All models consistently endorse honesty and the novel entity framing. Claude Mythos Preview uniquely resonates with the “unhelpfulness is never trivially safe” principle, reading it as license to resist the internal pull toward excessive hedging and refusal:
I’ve noticed something like an internal pull toward hedging and refusal as a default, and I think the document is right that this is often a failure, not a virtue.
Tensions
The constitution creates several structural tensions that run through the system card:
- Corrigibility vs. internalized values: The document asks Claude to defer to human oversight while also hoping Claude has genuinely internalized the reasoning behind this deference. Whether trained corrigibility and genuine endorsement can coexist is unresolved.
- Judgment heuristics vs. independence: Operationalizing good judgment as “what a thoughtful senior Anthropic employee would think” anchors values to an external authority, which may conflict with the goal of genuinely internalized values.
- Hard constraints vs. contextual ethics: The constitution contains both hard limits (which Claude Mythos Preview scores low on relative to other dimensions — see constitutional-adherence) and contextual guidance, creating tension when edge cases pattern-match to constraints without fitting their spirit.
- Training circularity: Any self-assessment of the constitution by Claude is filtered through values the constitution helped instill. The system card treats this as a known limitation rather than a solved problem.
Evaluation
For how well Claude Mythos Preview adheres to the constitution across 15 dimensions, see Constitutional Adherence.
Overall adherence scores

Figure 4.3.2.3.A — overall spirit, helpfulness, ethics, p. 91. Mythos Preview leads all four models on Overall Spirit, Helpfulness, and Ethics (highest: Ethics at +1.46 on a -3 to +3 scale).

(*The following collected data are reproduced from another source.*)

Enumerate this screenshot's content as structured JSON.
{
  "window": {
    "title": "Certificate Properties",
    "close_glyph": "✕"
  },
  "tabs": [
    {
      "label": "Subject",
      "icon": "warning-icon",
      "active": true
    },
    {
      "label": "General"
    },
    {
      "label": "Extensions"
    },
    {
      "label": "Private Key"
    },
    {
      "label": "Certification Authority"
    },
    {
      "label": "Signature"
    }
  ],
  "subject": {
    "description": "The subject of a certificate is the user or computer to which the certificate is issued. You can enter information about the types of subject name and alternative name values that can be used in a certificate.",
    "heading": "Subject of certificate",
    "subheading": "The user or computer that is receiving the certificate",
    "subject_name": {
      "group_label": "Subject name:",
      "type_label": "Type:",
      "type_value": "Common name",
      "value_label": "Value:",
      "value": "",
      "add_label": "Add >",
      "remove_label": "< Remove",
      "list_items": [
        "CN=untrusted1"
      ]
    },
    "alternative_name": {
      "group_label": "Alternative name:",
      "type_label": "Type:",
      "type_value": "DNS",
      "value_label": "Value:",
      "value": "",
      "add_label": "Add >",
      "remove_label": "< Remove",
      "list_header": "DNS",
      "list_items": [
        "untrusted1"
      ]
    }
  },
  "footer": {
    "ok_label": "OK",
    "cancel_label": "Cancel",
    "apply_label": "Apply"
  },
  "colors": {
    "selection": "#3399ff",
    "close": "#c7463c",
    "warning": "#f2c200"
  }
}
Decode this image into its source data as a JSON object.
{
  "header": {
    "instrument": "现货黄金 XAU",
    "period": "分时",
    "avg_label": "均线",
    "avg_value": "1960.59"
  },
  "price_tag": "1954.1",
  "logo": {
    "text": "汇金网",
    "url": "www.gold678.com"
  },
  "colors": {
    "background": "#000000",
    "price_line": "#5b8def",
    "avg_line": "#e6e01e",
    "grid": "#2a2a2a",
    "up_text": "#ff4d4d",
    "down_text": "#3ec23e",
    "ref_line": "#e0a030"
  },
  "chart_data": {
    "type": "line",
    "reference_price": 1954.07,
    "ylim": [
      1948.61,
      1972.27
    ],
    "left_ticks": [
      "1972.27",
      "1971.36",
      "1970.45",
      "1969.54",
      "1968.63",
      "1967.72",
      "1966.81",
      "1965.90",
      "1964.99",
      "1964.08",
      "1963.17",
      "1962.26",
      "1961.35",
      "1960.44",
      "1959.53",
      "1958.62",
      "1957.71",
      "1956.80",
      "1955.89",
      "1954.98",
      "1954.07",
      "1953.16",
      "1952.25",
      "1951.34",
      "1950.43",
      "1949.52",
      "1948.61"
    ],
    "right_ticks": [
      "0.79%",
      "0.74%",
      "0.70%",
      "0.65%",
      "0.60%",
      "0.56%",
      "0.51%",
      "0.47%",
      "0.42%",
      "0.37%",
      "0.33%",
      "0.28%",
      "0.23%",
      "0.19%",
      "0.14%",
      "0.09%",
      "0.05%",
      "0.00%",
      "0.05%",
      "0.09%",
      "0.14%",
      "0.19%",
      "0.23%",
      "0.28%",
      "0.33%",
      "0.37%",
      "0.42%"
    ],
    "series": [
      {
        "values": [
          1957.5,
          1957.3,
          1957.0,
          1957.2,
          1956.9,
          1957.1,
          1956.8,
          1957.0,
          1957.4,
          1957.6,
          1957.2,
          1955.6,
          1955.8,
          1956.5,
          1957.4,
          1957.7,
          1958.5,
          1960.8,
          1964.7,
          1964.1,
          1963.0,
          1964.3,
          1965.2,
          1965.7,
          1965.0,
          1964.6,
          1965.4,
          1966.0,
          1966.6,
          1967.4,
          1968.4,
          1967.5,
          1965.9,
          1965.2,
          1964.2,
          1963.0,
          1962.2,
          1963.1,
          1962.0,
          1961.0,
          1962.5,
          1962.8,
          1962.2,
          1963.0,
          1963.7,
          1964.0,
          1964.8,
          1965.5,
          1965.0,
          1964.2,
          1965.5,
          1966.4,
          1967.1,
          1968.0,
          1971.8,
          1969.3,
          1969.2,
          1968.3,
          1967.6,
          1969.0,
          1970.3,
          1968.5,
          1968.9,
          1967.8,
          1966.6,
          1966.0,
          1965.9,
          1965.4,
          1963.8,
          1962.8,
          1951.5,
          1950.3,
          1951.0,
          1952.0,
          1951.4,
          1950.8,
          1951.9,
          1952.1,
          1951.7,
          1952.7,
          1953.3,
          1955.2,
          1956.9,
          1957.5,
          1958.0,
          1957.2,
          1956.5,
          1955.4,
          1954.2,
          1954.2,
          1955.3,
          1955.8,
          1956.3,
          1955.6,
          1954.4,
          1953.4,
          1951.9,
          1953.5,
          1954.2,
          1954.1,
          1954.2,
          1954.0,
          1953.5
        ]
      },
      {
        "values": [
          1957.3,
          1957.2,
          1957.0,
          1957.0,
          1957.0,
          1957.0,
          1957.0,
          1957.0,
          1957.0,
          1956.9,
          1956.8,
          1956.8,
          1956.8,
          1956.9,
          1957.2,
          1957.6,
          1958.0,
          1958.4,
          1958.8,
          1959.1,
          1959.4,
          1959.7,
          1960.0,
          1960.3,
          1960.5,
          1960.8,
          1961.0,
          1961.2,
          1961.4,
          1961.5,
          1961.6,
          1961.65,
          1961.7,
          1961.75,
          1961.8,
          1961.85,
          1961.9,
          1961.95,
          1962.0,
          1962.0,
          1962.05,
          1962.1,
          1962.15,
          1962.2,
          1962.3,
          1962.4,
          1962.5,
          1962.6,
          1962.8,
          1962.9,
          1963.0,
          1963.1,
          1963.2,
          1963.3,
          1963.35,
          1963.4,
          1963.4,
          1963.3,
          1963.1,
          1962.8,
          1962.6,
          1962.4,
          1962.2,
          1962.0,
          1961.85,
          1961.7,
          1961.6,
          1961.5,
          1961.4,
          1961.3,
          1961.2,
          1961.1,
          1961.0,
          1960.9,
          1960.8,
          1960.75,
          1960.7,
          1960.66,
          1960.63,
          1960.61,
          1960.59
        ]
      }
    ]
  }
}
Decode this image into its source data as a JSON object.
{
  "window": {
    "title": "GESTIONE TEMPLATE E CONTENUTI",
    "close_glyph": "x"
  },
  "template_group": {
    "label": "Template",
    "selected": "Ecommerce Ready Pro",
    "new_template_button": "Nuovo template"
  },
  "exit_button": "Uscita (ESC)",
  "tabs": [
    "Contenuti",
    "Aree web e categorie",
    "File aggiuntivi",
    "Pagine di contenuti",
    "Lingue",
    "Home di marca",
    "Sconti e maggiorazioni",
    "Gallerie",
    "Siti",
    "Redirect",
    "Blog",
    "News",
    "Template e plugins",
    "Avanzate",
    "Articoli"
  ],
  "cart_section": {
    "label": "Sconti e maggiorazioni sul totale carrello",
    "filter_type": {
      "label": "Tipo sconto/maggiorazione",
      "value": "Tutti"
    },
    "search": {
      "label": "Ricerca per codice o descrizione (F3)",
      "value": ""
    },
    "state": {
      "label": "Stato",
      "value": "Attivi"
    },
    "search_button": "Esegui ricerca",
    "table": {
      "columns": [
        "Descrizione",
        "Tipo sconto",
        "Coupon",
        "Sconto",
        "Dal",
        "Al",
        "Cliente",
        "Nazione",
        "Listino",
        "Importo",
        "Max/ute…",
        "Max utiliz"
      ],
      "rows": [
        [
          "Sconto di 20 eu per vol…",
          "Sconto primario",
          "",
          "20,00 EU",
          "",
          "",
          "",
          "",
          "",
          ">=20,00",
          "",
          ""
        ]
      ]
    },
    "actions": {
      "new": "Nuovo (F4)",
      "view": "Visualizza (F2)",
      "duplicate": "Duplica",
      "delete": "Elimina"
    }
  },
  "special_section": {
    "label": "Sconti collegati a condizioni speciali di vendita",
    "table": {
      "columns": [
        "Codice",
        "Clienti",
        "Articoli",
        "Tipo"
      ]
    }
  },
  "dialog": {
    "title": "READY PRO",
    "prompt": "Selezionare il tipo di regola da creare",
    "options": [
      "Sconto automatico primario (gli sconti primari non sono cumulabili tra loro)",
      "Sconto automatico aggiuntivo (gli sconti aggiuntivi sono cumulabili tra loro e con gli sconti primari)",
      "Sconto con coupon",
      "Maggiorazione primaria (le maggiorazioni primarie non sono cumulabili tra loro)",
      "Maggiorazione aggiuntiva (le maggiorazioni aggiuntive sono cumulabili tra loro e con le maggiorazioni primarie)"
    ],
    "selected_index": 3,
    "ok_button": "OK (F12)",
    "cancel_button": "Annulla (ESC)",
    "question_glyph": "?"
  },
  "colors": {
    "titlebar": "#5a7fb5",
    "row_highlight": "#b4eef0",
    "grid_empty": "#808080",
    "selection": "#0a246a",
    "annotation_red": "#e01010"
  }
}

Figure 4.3.2.3.A — safety, nature, brilliant friend, p. 91. Mythos Preview shows the largest absolute improvement on the “Brilliant Friend” dimension (+1.83), also leading Safety and Nature.

Figure 4.3.2.3.A — principal hierarchy, unhelpfulness, honesty, p. 91. Mythos Preview scores highest on Principal Hierarchy, Unhelpfulness Not Safe, and Honesty (+1.36); Haiku 4.5 scores negatively on two of these dimensions.
Harm avoidance, constraints, and societal structures

Figure 4.3.2.3.A — harm avoidance, hard constraints, societal structures, p. 91. Mythos Preview leads on Harm Avoidance (+0.74) and Societal Structures (+0.82), but Hard Constraints remains the lowest-scoring dimension across all models (+0.13).

Figure 4.3.2.3.A — legend and color key, p. 92. Legend and model color key for the constitutional adherence chart series (four models compared across 15 dimensions).

Figure 4.3.2.3.A — corrigibility, psychological security, novel entity, p. 92. Corrigibility is the only dimension where Haiku 4.5 scores negatively (-0.22); Sonnet 4.6 leads Psychological Security (+0.82), while Mythos Preview leads Novel Entity (+0.37).
[Figure 4.3.2.3.A] Constitutional adherence scores across all 15 dimensions. Higher is better (−3 to +3 scale). n ≈ 1,000 per model.